Hungary: FX loan legislation incentivizing banks to release debts

07 November 2013 | newsletters

The Hungarian Parliament on Tuesday approved legislation that lifts most restrictions for participation in an exchange rate cap scheme for borrowers with foreign currency-denominated loans.

A last-minute amendment to legislation aims to bail out individual debtors with FX loans by incentivizing banks to partly release their debts. The legislation adopted by the Hungarian Parliament on 5 November 2013 eases the restrictions for participating in the so-called exchange rate cap scheme. Under the scheme, the exchange rate is fixed at a predetermined rate in order to avoid the adverse effects of exchange rate volatility on the debtors. The amount resulting from the disparity between the fixed rate and the market exchange rate is registered on a separate credit account and its repayment is deferred. The Hungarian State guarantees such deferred payment.

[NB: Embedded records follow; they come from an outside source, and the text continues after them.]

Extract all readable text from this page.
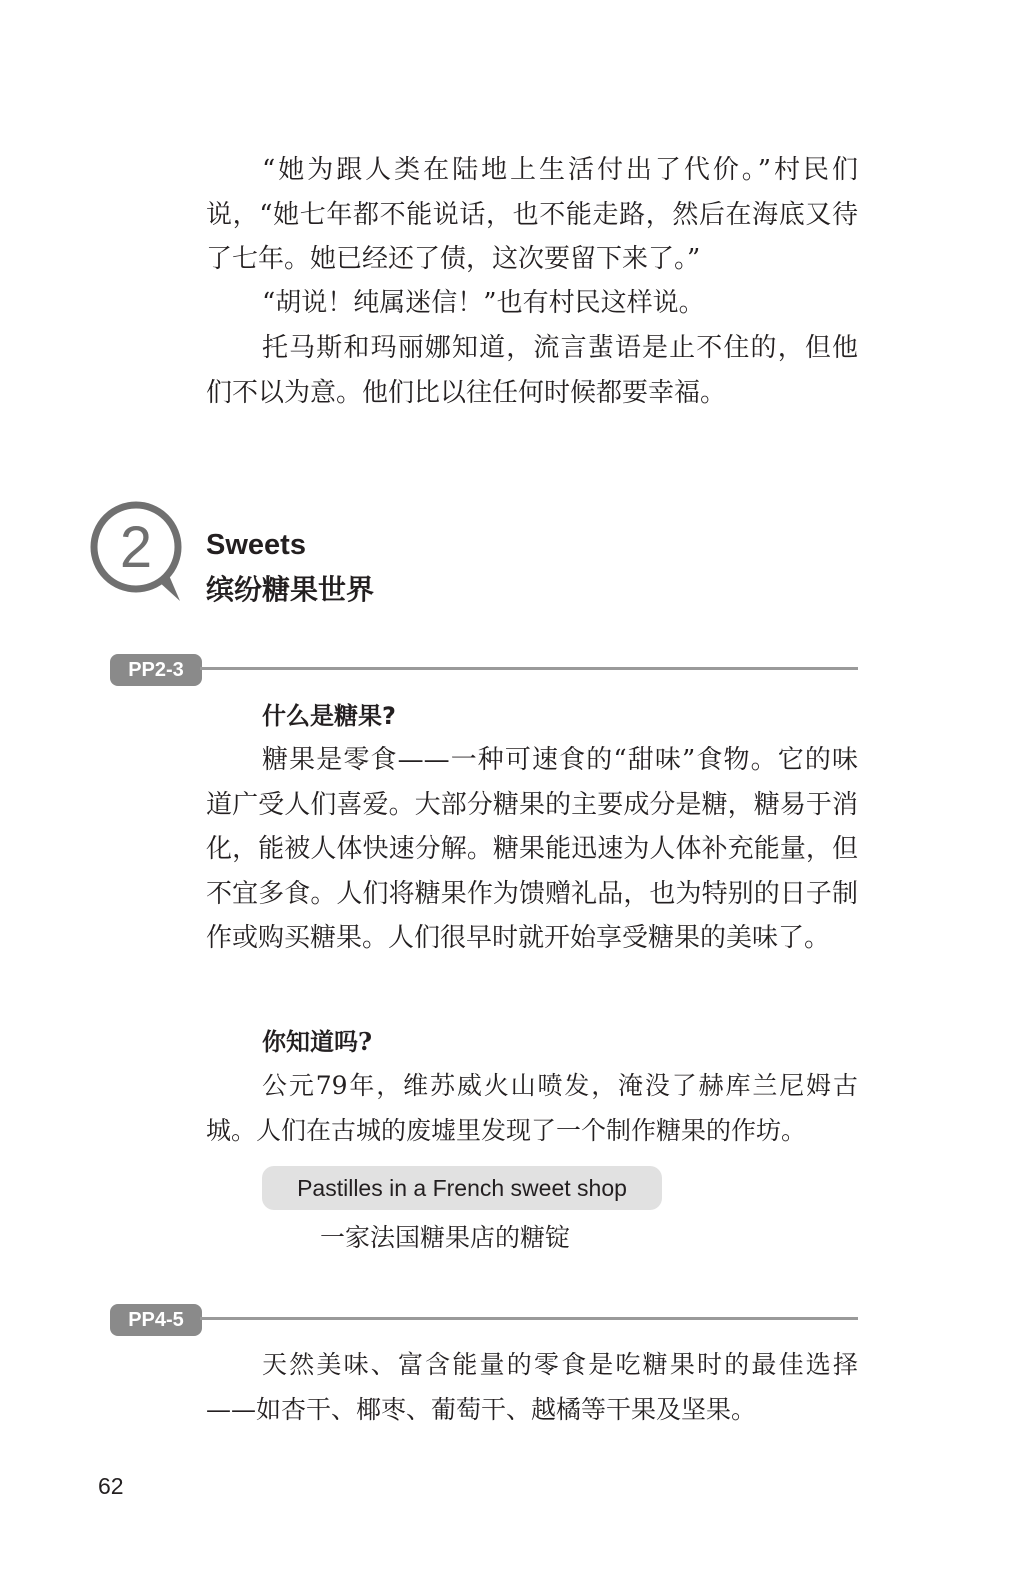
“她为跟人类在陆地上生活付出了代价。”村民们说，“她七年都不能说话，也不能走路，然后在海底又待了七年。她已经还了债，这次要留下来了。”

“胡说！纯属迷信！”也有村民这样说。

托马斯和玛丽娜知道，流言蜚语是止不住的，但他们不以为意。他们比以往任何时候都要幸福。

2 Sweets
缤纷糖果世界
PP2-3
什么是糖果?

糖果是零食——一种可速食的“甜味”食物。它的味道广受人们喜爱。大部分糖果的主要成分是糖，糖易于消化，能被人体快速分解。糖果能迅速为人体补充能量，但不宜多食。人们将糖果作为馈赠礼品，也为特别的日子制作或购买糖果。人们很早时就开始享受糖果的美味了。

你知道吗?

公元79年，维苏威火山喷发，淹没了赫库兰尼姆古城。人们在古城的废墟里发现了一个制作糖果的作坊。

Pastilles in a French sweet shop

一家法国糖果店的糖锭

PP4-5

天然美味、富含能量的零食是吃糖果时的最佳选择——如杏干、椰枣、葡萄干、越橘等干果及坚果。

62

Pursuant to the amendment submitted shortly before the vote, the Hungarian State would only provide such guarantee if the principal amount of the FX loan does not exceed 95% of the value of the encumbered real property. So, banks would be incentivized to release the debt to the extent that the principal amount meets the threshold. The rationale behind this is that the banks' loss on the release of debt may be balanced by such guarantee provided by the state. However, according to experts' expectations, such release may erode debtors' repayment discipline, which would cause further losses to the banks. For this reason, experts believe that banks will not be willing to (partly) release the debts despite this new incentive.